Sunday, May 17, 2009

Home Coffee Roasting

There is little doubt that I am a foodie. I made the switch to home brewed coffee long ago and will only get something from Starbucks these days as a last resort before having Folgers. No, there is no doubt that I have high standards, but where do I go from here in my quest for ultimate foodie-ness?

I am among the lucky. I say that because I know a friend that roasts coffee. I've talked about him before; Spunky Monkey Coffee. My friend uses a common and inexpensive method of home roasting. He utilizes an air-popper, typically used for popcorn, only slightly modified. I've discovered that he is much more an artist than just a coffee roaster because with these air poppers one can only judge the roast by eye. He is rarely off by much.

Here is how it all starts: With the beans.

These are Tanzania Pea Beans. Notice that they are not half beans like most coffee. They also tend to smell more like caramel when you roast them (my opinion).
Now, with these raw beans, all he did was to plug in the air poppers, get them going and pour in a cup (a measurement he found by trial and error) and start swirling the poppers.
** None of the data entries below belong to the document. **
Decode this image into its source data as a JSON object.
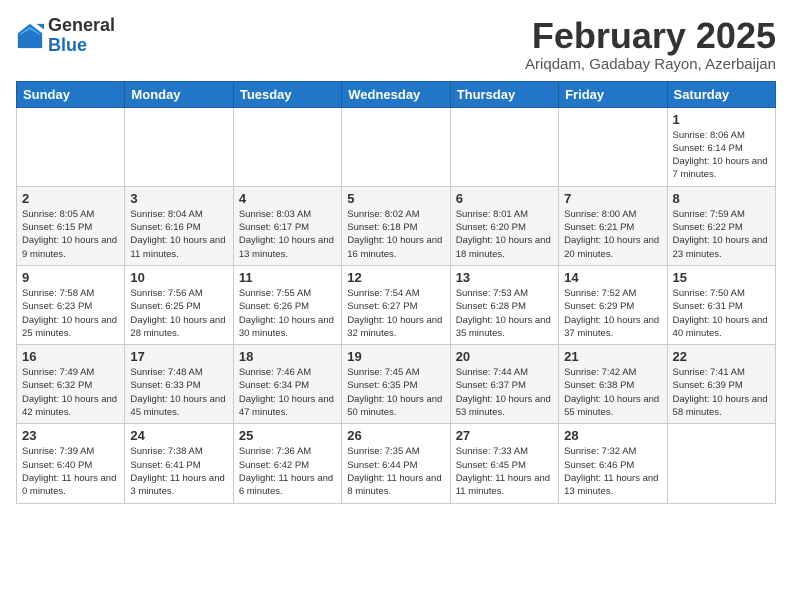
{
  "logo": {
    "general": "General",
    "blue": "Blue"
  },
  "title": "February 2025",
  "subtitle": "Ariqdam, Gadabay Rayon, Azerbaijan",
  "headers": [
    "Sunday",
    "Monday",
    "Tuesday",
    "Wednesday",
    "Thursday",
    "Friday",
    "Saturday"
  ],
  "weeks": [
    [
      {
        "day": "",
        "info": ""
      },
      {
        "day": "",
        "info": ""
      },
      {
        "day": "",
        "info": ""
      },
      {
        "day": "",
        "info": ""
      },
      {
        "day": "",
        "info": ""
      },
      {
        "day": "",
        "info": ""
      },
      {
        "day": "1",
        "info": "Sunrise: 8:06 AM\nSunset: 6:14 PM\nDaylight: 10 hours and 7 minutes."
      }
    ],
    [
      {
        "day": "2",
        "info": "Sunrise: 8:05 AM\nSunset: 6:15 PM\nDaylight: 10 hours and 9 minutes."
      },
      {
        "day": "3",
        "info": "Sunrise: 8:04 AM\nSunset: 6:16 PM\nDaylight: 10 hours and 11 minutes."
      },
      {
        "day": "4",
        "info": "Sunrise: 8:03 AM\nSunset: 6:17 PM\nDaylight: 10 hours and 13 minutes."
      },
      {
        "day": "5",
        "info": "Sunrise: 8:02 AM\nSunset: 6:18 PM\nDaylight: 10 hours and 16 minutes."
      },
      {
        "day": "6",
        "info": "Sunrise: 8:01 AM\nSunset: 6:20 PM\nDaylight: 10 hours and 18 minutes."
      },
      {
        "day": "7",
        "info": "Sunrise: 8:00 AM\nSunset: 6:21 PM\nDaylight: 10 hours and 20 minutes."
      },
      {
        "day": "8",
        "info": "Sunrise: 7:59 AM\nSunset: 6:22 PM\nDaylight: 10 hours and 23 minutes."
      }
    ],
    [
      {
        "day": "9",
        "info": "Sunrise: 7:58 AM\nSunset: 6:23 PM\nDaylight: 10 hours and 25 minutes."
      },
      {
        "day": "10",
        "info": "Sunrise: 7:56 AM\nSunset: 6:25 PM\nDaylight: 10 hours and 28 minutes."
      },
      {
        "day": "11",
        "info": "Sunrise: 7:55 AM\nSunset: 6:26 PM\nDaylight: 10 hours and 30 minutes."
      },
      {
        "day": "12",
        "info": "Sunrise: 7:54 AM\nSunset: 6:27 PM\nDaylight: 10 hours and 32 minutes."
      },
      {
        "day": "13",
        "info": "Sunrise: 7:53 AM\nSunset: 6:28 PM\nDaylight: 10 hours and 35 minutes."
      },
      {
        "day": "14",
        "info": "Sunrise: 7:52 AM\nSunset: 6:29 PM\nDaylight: 10 hours and 37 minutes."
      },
      {
        "day": "15",
        "info": "Sunrise: 7:50 AM\nSunset: 6:31 PM\nDaylight: 10 hours and 40 minutes."
      }
    ],
    [
      {
        "day": "16",
        "info": "Sunrise: 7:49 AM\nSunset: 6:32 PM\nDaylight: 10 hours and 42 minutes."
      },
      {
        "day": "17",
        "info": "Sunrise: 7:48 AM\nSunset: 6:33 PM\nDaylight: 10 hours and 45 minutes."
      },
      {
        "day": "18",
        "info": "Sunrise: 7:46 AM\nSunset: 6:34 PM\nDaylight: 10 hours and 47 minutes."
      },
      {
        "day": "19",
        "info": "Sunrise: 7:45 AM\nSunset: 6:35 PM\nDaylight: 10 hours and 50 minutes."
      },
      {
        "day": "20",
        "info": "Sunrise: 7:44 AM\nSunset: 6:37 PM\nDaylight: 10 hours and 53 minutes."
      },
      {
        "day": "21",
        "info": "Sunrise: 7:42 AM\nSunset: 6:38 PM\nDaylight: 10 hours and 55 minutes."
      },
      {
        "day": "22",
        "info": "Sunrise: 7:41 AM\nSunset: 6:39 PM\nDaylight: 10 hours and 58 minutes."
      }
    ],
    [
      {
        "day": "23",
        "info": "Sunrise: 7:39 AM\nSunset: 6:40 PM\nDaylight: 11 hours and 0 minutes."
      },
      {
        "day": "24",
        "info": "Sunrise: 7:38 AM\nSunset: 6:41 PM\nDaylight: 11 hours and 3 minutes."
      },
      {
        "day": "25",
        "info": "Sunrise: 7:36 AM\nSunset: 6:42 PM\nDaylight: 11 hours and 6 minutes."
      },
      {
        "day": "26",
        "info": "Sunrise: 7:35 AM\nSunset: 6:44 PM\nDaylight: 11 hours and 8 minutes."
      },
      {
        "day": "27",
        "info": "Sunrise: 7:33 AM\nSunset: 6:45 PM\nDaylight: 11 hours and 11 minutes."
      },
      {
        "day": "28",
        "info": "Sunrise: 7:32 AM\nSunset: 6:46 PM\nDaylight: 11 hours and 13 minutes."
      },
      {
        "day": "",
        "info": ""
      }
    ]
  ]
}
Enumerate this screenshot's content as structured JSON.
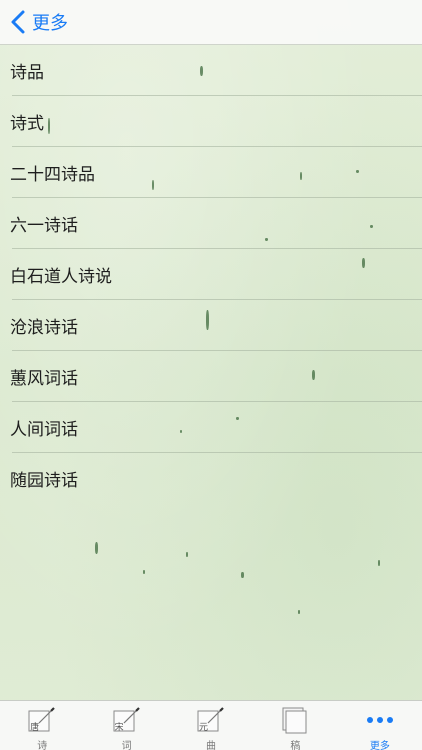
{
  "nav": {
    "back_label": "更多"
  },
  "list": {
    "items": [
      {
        "label": "诗品"
      },
      {
        "label": "诗式"
      },
      {
        "label": "二十四诗品"
      },
      {
        "label": "六一诗话"
      },
      {
        "label": "白石道人诗说"
      },
      {
        "label": "沧浪诗话"
      },
      {
        "label": "蕙风词话"
      },
      {
        "label": "人间词话"
      },
      {
        "label": "随园诗话"
      }
    ]
  },
  "tabbar": {
    "tabs": [
      {
        "label": "诗",
        "icon": "tang-document-icon",
        "icon_char": "唐"
      },
      {
        "label": "词",
        "icon": "song-document-icon",
        "icon_char": "宋"
      },
      {
        "label": "曲",
        "icon": "yuan-document-icon",
        "icon_char": "元"
      },
      {
        "label": "稿",
        "icon": "drafts-stack-icon"
      },
      {
        "label": "更多",
        "icon": "more-dots-icon",
        "active": true
      }
    ]
  },
  "colors": {
    "accent": "#1a7cf5",
    "background": "#dfecd3",
    "text": "#1e1e1e",
    "tab_inactive": "#7a7a7a"
  }
}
The beans will start to turn golden brown as you swirl them around. The whole reason for swirling is that you need to move the beans around. After they have roasted for a little while, they will expand and become lighter. Eventually the air popper will move them around on its own. Soon, the beans will start "popping" and shedding their skins. At this point, you will realize the wisdom of doing this outside as the bean skins or hulls start swirling around every where. The beans will eventually stop popping. They are now through what is plainly called the first pop. At this point the beans will be somewhere around a medium roast. If you keep on roasting you will enter into the "second pop" - so aptly termed. During this pop the beans sound more like the crackling of a camp fire. Then its all a matter of seconds as you go through medium dark roast, to a light french roast when the second pop starts dying down. A few seconds after the second pop stops you have reached a dark or true french roast (about 10 seconds following the second pop - give or take). A few more seconds you will be at espresso. After that you will have achieved charcoal. When your bean gets to the desired roast level, dump them out on a baking sheet to cool them and stop the roasting. After a few batches you will have a wonderful smelling pan of beans.

(Notice the bean skins all around the tray? Best not to do this inside)
That's it folks. Bag those beans up in a paper bag or put them in a resealable container and you've got good coffee for a week or so... depending on your level of addiction! So that is not to bad of an ordeal. I hope I have de-mystified the secrets of coffee roasting here. If I have left anything out or not explained something well enough please post your questions and I would be happy to clarify. Also, if you have any other tricks to add, please share!